Perhaps Twitter might be willing to consider Tesla CEO Elon Musk’s offer to buy the company after all. The social media platform is reportedly taking another look at the billionaire’s offer to take over the company.
The Wall Street Journal reported:
Twitter Inc. is re-examining Elon Musk’s $43 billion takeover offer after the billionaire lined up financing for the bid, in a sign the social-media company could be more receptive to a deal.
Twitter had been expected to rebuff the offer, which Mr. Musk made earlier this month without saying how he would pay for it. But after he disclosed last week that he now has $46.5 billion in financing, Twitter is taking a fresh look at the offer and is more likely than before to seek to negotiate, people familiar with the matter said. The situation is fast-moving and it is still far from guaranteed Twitter will do so.
Musk and Twitter are meeting on Sunday to discuss the proposal, according to the report.
It appears Musk has been working feverishly behind the scenes to garner support for his takeover of the company. WSJ noted that he “met privately” with several shareholders on Friday to “extol the virtues of his proposal.” The Tesla CEO also “pledged to solve the free-speech issues he sees as plaguing the platform and the country more broadly, whether his bid succeeds or not,” the author wrote.

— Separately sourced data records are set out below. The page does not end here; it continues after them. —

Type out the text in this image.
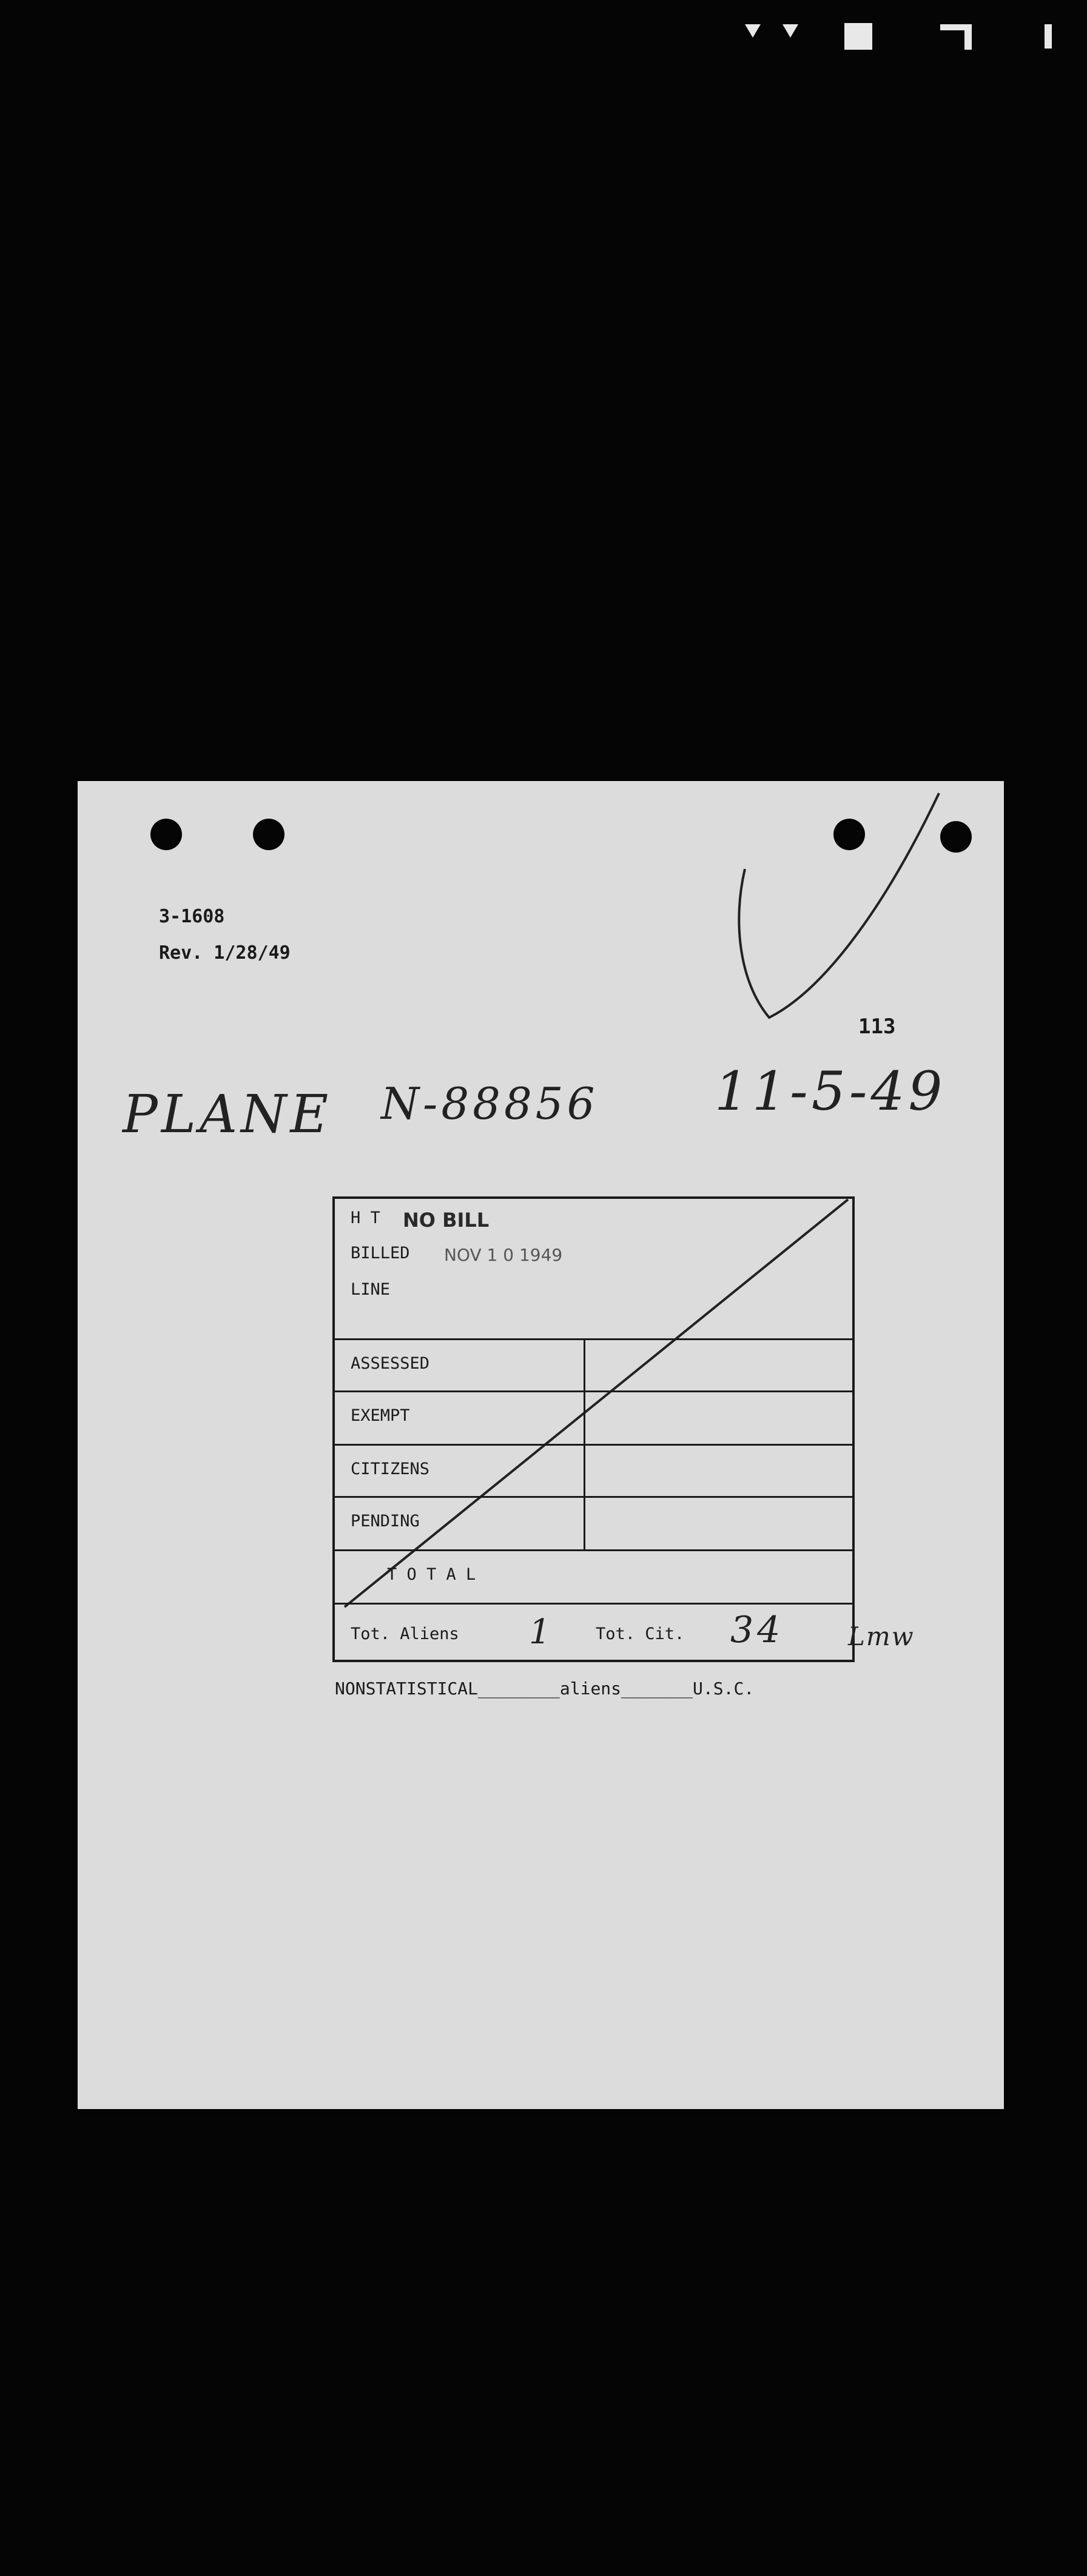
3-1608
Rev. 1/28/49
113
PLANE N-88856 11-5-49
NO BILL
NOV 1 0 1949
H T
BILLED
LINE
ASSESSED
EXEMPT
CITIZENS
PENDING
T O T A L
Tot. Aliens 1	Tot. Cit. 34	Lmw
NONSTATISTICAL________aliens_______U.S.C.
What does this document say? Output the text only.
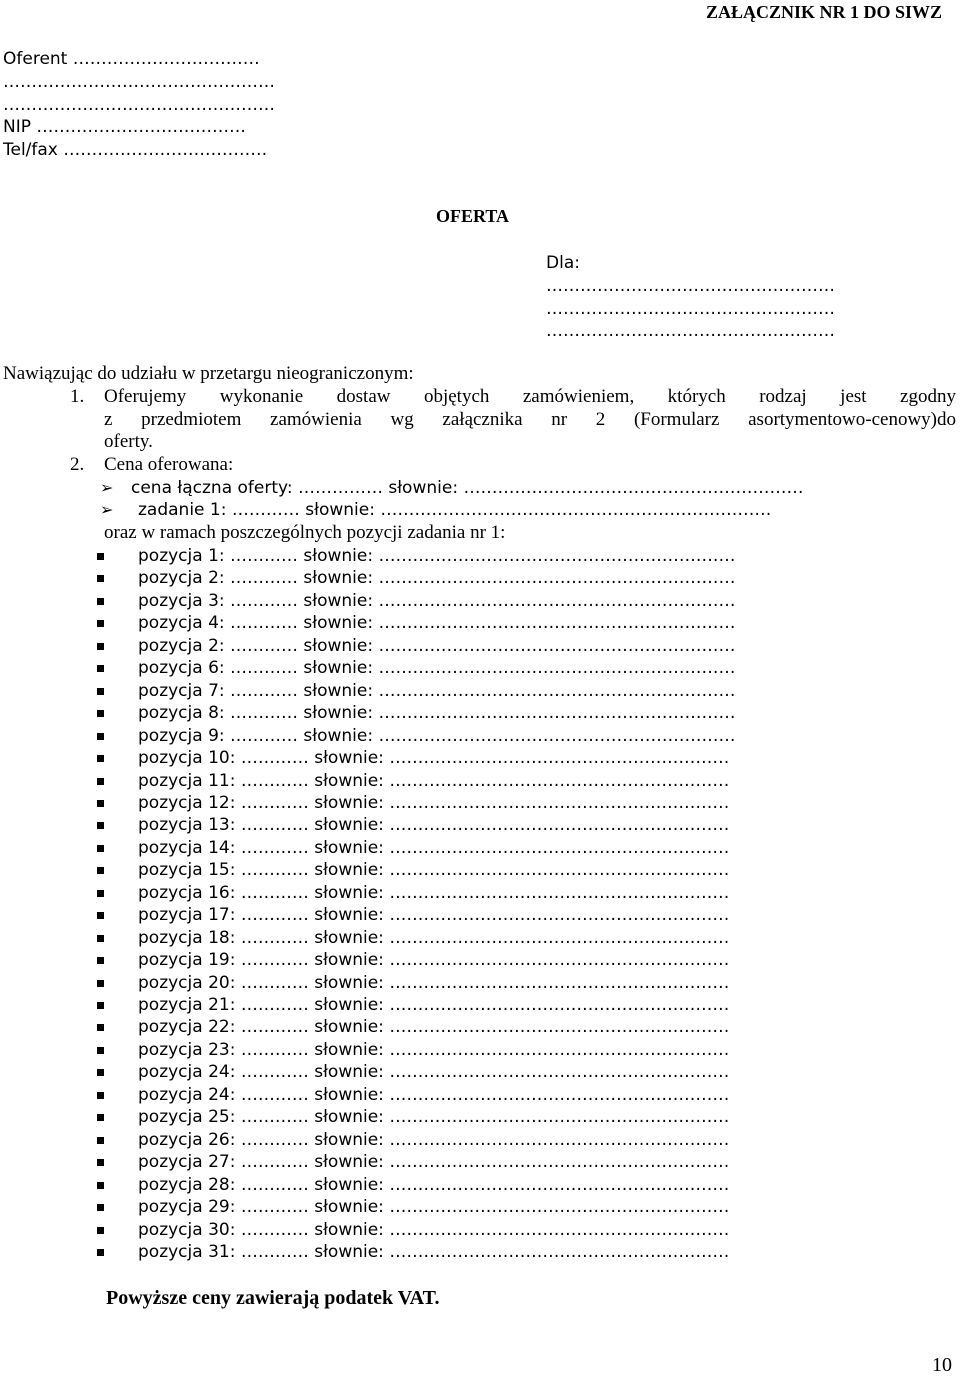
ZAŁĄCZNIK NR 1 DO SIWZ
Oferent ……………………………
…………………………………………
…………………………………………
NIP ……………………………….
Tel/fax ………………………………
OFERTA
Dla:
……………………………………………
……………………………………………
……………………………………………
Nawiązując do udziału w przetargu nieograniczonym:
1. Oferujemy wykonanie dostaw objętych zamówieniem, których rodzaj jest zgodny
z przedmiotem zamówienia wg załącznika nr 2 (Formularz asortymentowo-cenowy)do
oferty.
2. Cena oferowana:
➢ cena łączna oferty: …………… słownie: ……………………………………………………
➢ zadanie 1: ………… słownie: ……………………………………………………………
oraz w ramach poszczególnych pozycji zadania nr 1:
pozycja 1: ………… słownie: ………………………………………………………
pozycja 2: ………… słownie: ………………………………………………………
pozycja 3: ………… słownie: ………………………………………………………
pozycja 4: ………… słownie: ………………………………………………………
pozycja 2: ………… słownie: ………………………………………………………
pozycja 6: ………… słownie: ………………………………………………………
pozycja 7: ………… słownie: ………………………………………………………
pozycja 8: ………… słownie: ………………………………………………………
pozycja 9: ………… słownie: ………………………………………………………
pozycja 10: ………… słownie: ……………………………………………………
pozycja 11: ………… słownie: ……………………………………………………
pozycja 12: ………… słownie: ……………………………………………………
pozycja 13: ………… słownie: ……………………………………………………
pozycja 14: ………… słownie: ……………………………………………………
pozycja 15: ………… słownie: ……………………………………………………
pozycja 16: ………… słownie: ……………………………………………………
pozycja 17: ………… słownie: ……………………………………………………
pozycja 18: ………… słownie: ……………………………………………………
pozycja 19: ………… słownie: ……………………………………………………
pozycja 20: ………… słownie: ……………………………………………………
pozycja 21: ………… słownie: ……………………………………………………
pozycja 22: ………… słownie: ……………………………………………………
pozycja 23: ………… słownie: ……………………………………………………
pozycja 24: ………… słownie: ……………………………………………………
pozycja 24: ………… słownie: ……………………………………………………
pozycja 25: ………… słownie: ……………………………………………………
pozycja 26: ………… słownie: ……………………………………………………
pozycja 27: ………… słownie: ……………………………………………………
pozycja 28: ………… słownie: ……………………………………………………
pozycja 29: ………… słownie: ……………………………………………………
pozycja 30: ………… słownie: ……………………………………………………
pozycja 31: ………… słownie: ……………………………………………………
Powyższe ceny zawierają podatek VAT.
10
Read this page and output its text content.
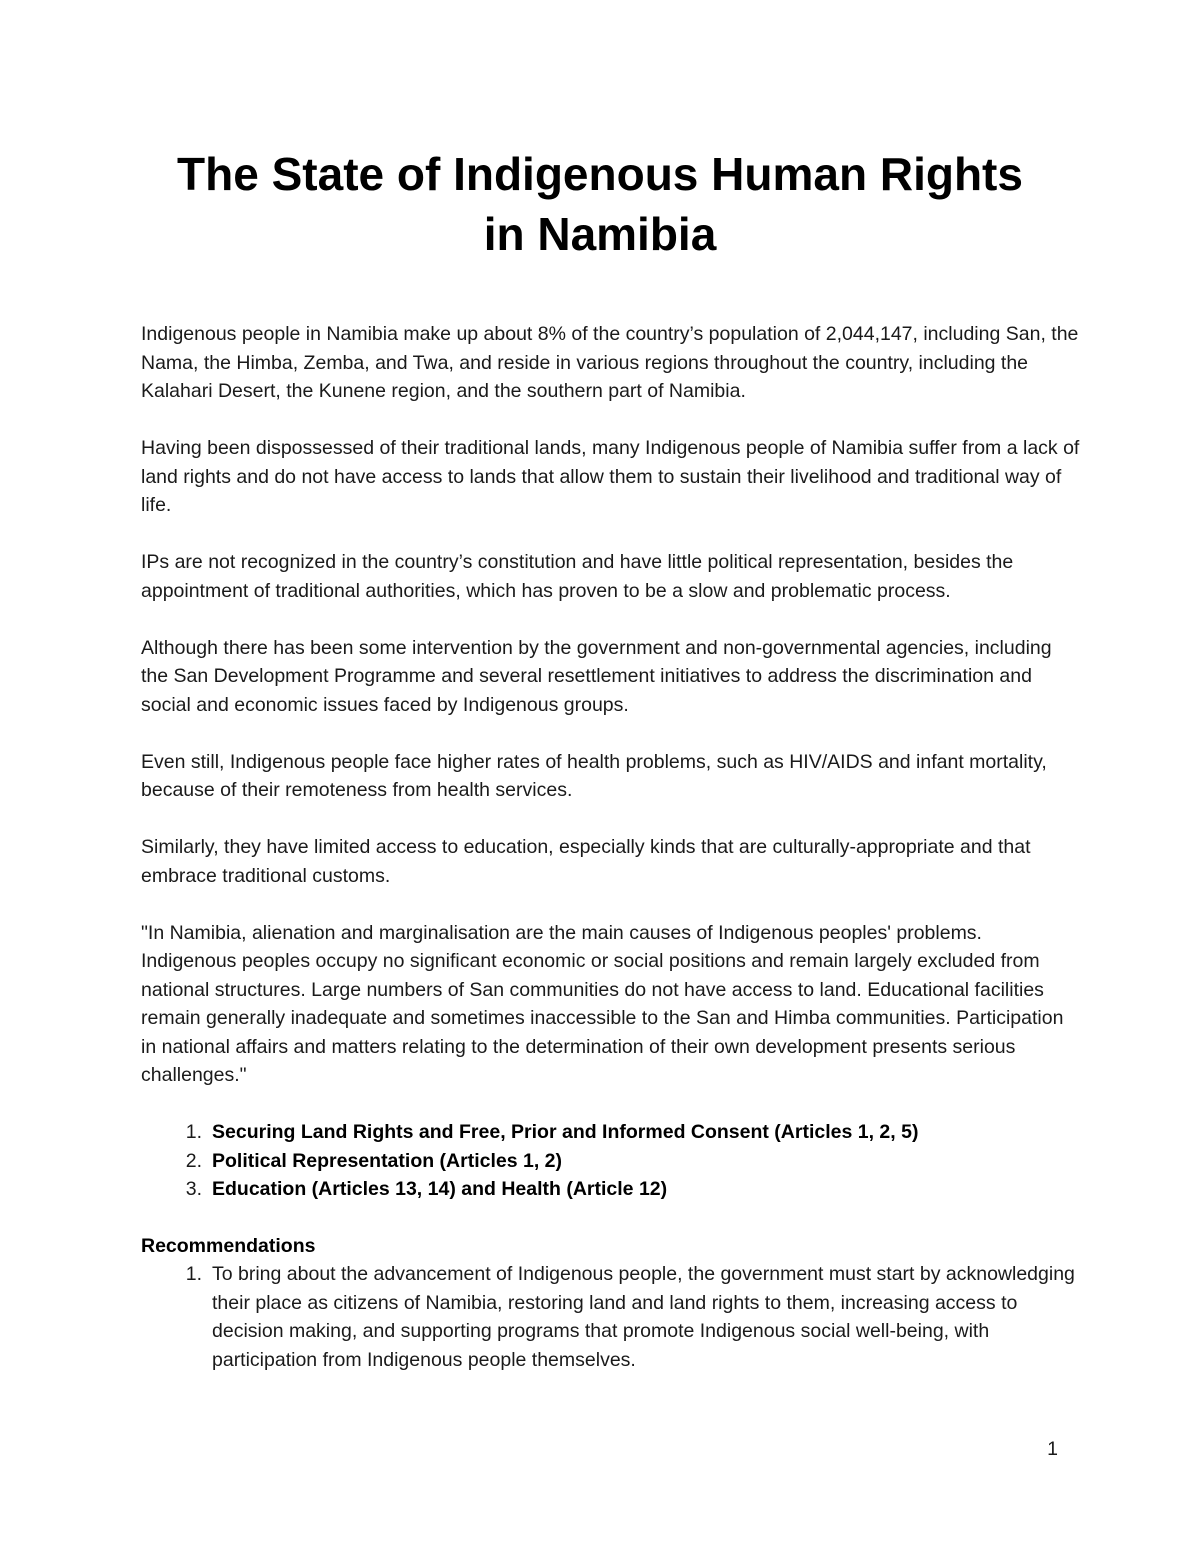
The State of Indigenous Human Rights
in Namibia

Indigenous people in Namibia make up about 8% of the country’s population of 2,044,147, including San, the Nama, the Himba, Zemba, and Twa, and reside in various regions throughout the country, including the Kalahari Desert, the Kunene region, and the southern part of Namibia.

Having been dispossessed of their traditional lands, many Indigenous people of Namibia suffer from a lack of land rights and do not have access to lands that allow them to sustain their livelihood and traditional way of life.

IPs are not recognized in the country’s constitution and have little political representation, besides the appointment of traditional authorities, which has proven to be a slow and problematic process.

Although there has been some intervention by the government and non-governmental agencies, including the San Development Programme and several resettlement initiatives to address the discrimination and social and economic issues faced by Indigenous groups.

Even still, Indigenous people face higher rates of health problems, such as HIV/AIDS and infant mortality, because of their remoteness from health services.

Similarly, they have limited access to education, especially kinds that are culturally-appropriate and that embrace traditional customs.

"In Namibia, alienation and marginalisation are the main causes of Indigenous peoples' problems. Indigenous peoples occupy no significant economic or social positions and remain largely excluded from national structures. Large numbers of San communities do not have access to land. Educational facilities remain generally inadequate and sometimes inaccessible to the San and Himba communities. Participation in national affairs and matters relating to the determination of their own development presents serious challenges."

1. Securing Land Rights and Free, Prior and Informed Consent (Articles 1, 2, 5)
2. Political Representation (Articles 1, 2)
3. Education (Articles 13, 14) and Health (Article 12)
Recommendations
1. To bring about the advancement of Indigenous people, the government must start by acknowledging their place as citizens of Namibia, restoring land and land rights to them, increasing access to decision making, and supporting programs that promote Indigenous social well-being, with participation from Indigenous people themselves.
1
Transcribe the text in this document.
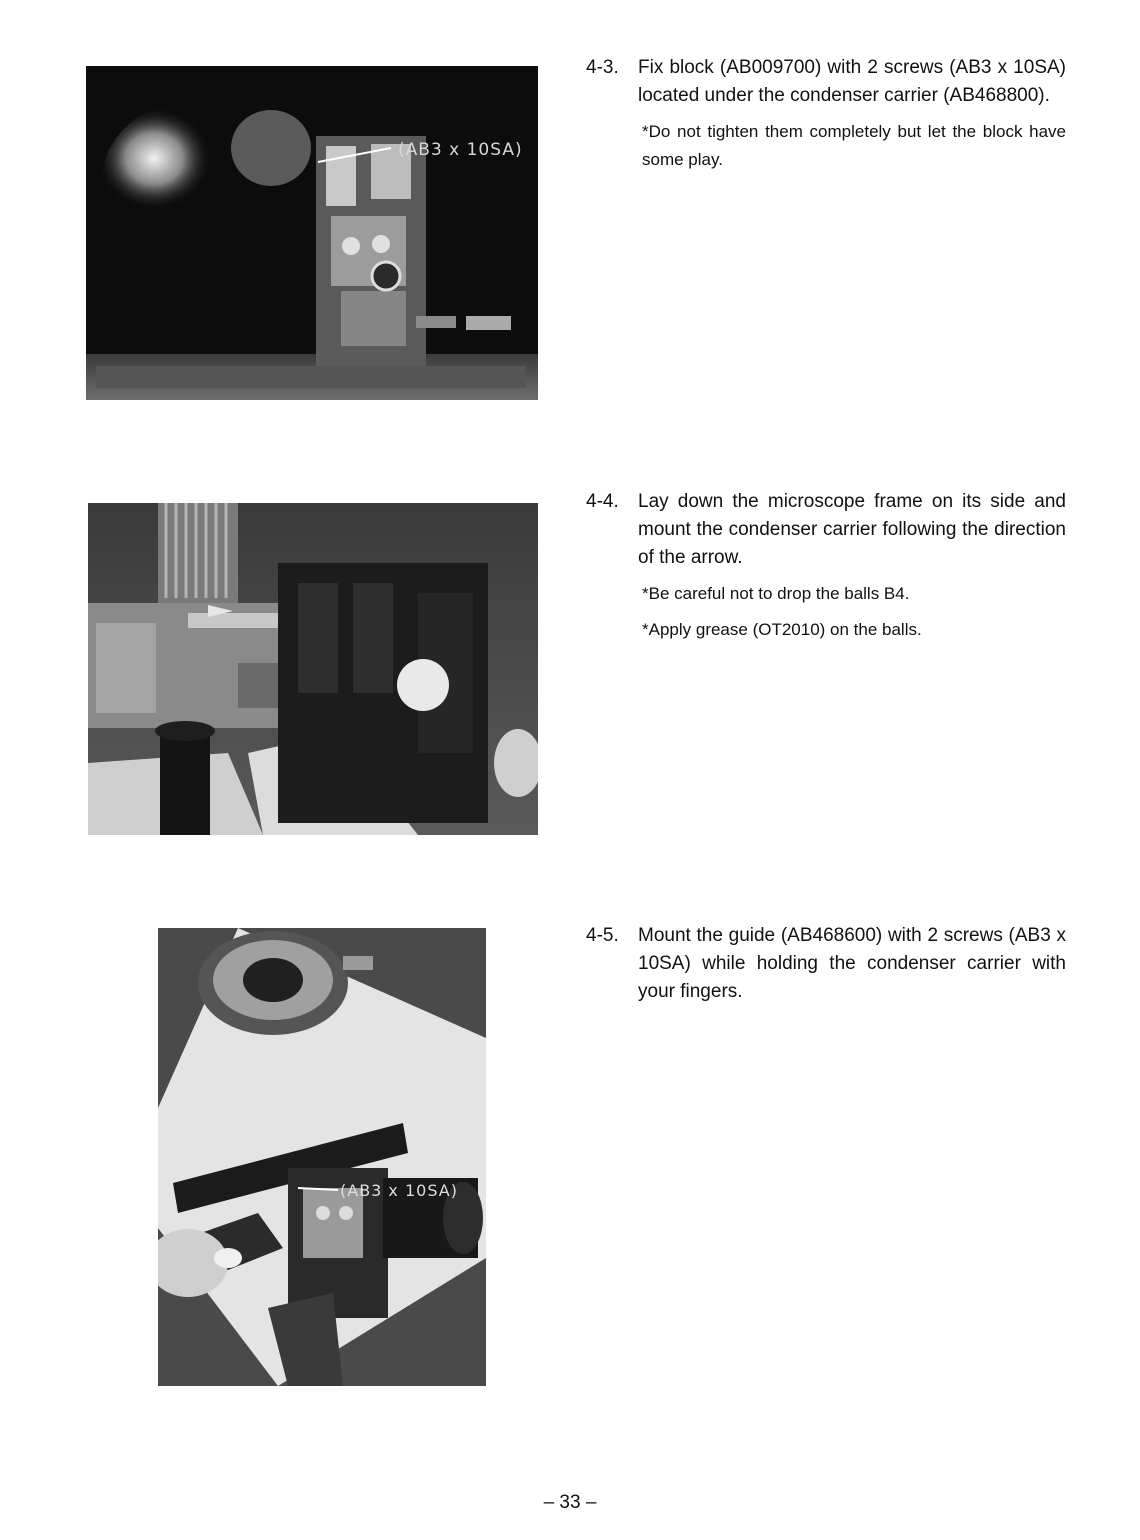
(AB3 x 10SA)
(AB3 x 10SA)
4-3. Fix block (AB009700) with 2 screws (AB3 x 10SA) located under the condenser carrier (AB468800).
*Do not tighten them completely but let the block have some play.
4-4. Lay down the microscope frame on its side and mount the condenser carrier following the direction of the arrow.
*Be careful not to drop the balls B4.
*Apply grease (OT2010) on the balls.
4-5. Mount the guide (AB468600) with 2 screws (AB3 x 10SA) while holding the condenser carrier with your fingers.
– 33 –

Musk believes Twitter’s management will be able to get the company’s stock to be valued at $54 per share, which is what the Tesla CEO is offering to buy the platform. Twitter is expected to discuss Musk’s bid when it reports first-quarter earnings, which could happen by Thursday.
Originally, it seemed the company would reject Musk’s offer, and even took steps to make it more difficult to take over. Its leadership took a “poison pill” and devalued its own stock to allow other shareholders to buy more shares to prevent him from obtaining a controlling interest in the organization.
However, now that Musk revealed he has $46.5 billion in financing, the company is changing its tune. “Twitter is taking a fresh look at the offer and is more likely than before to seek to negotiate, people familiar with the matter said,” according to the WSJ. “The situation is fast-moving and it is still far from guaranteed Twitter will do so.”
The report also noted:
Mr. Musk already has some shareholders rallying behind him following the meetings. Lauri Brunner, who manages Thrivent Asset Management LLC’s large-cap growth fund, sees Mr. Musk as a skilled operator. “He has an established track record at Tesla,” she said. “He is the catalyst to deliver strong operating performance at Twitter.” Minneapolis-based Thrivent has a roughly 0.4% stake in Twitter worth $160 million and is also a Tesla shareholder.
Musk is mulling taking his bid to the shareholders directly by launching a tender offer, WSJ explained. But he would still need to find a way around the poison pill.
This is a rather interesting development in this story. While many are excited at the prospect of Musk buying Twitter and addressing their politically-biased censorship practices, it seemed like a long shot. This revelation by no means guarantees that the deal will go through, but it appears to be slightly less long of a shot than it did yesterday.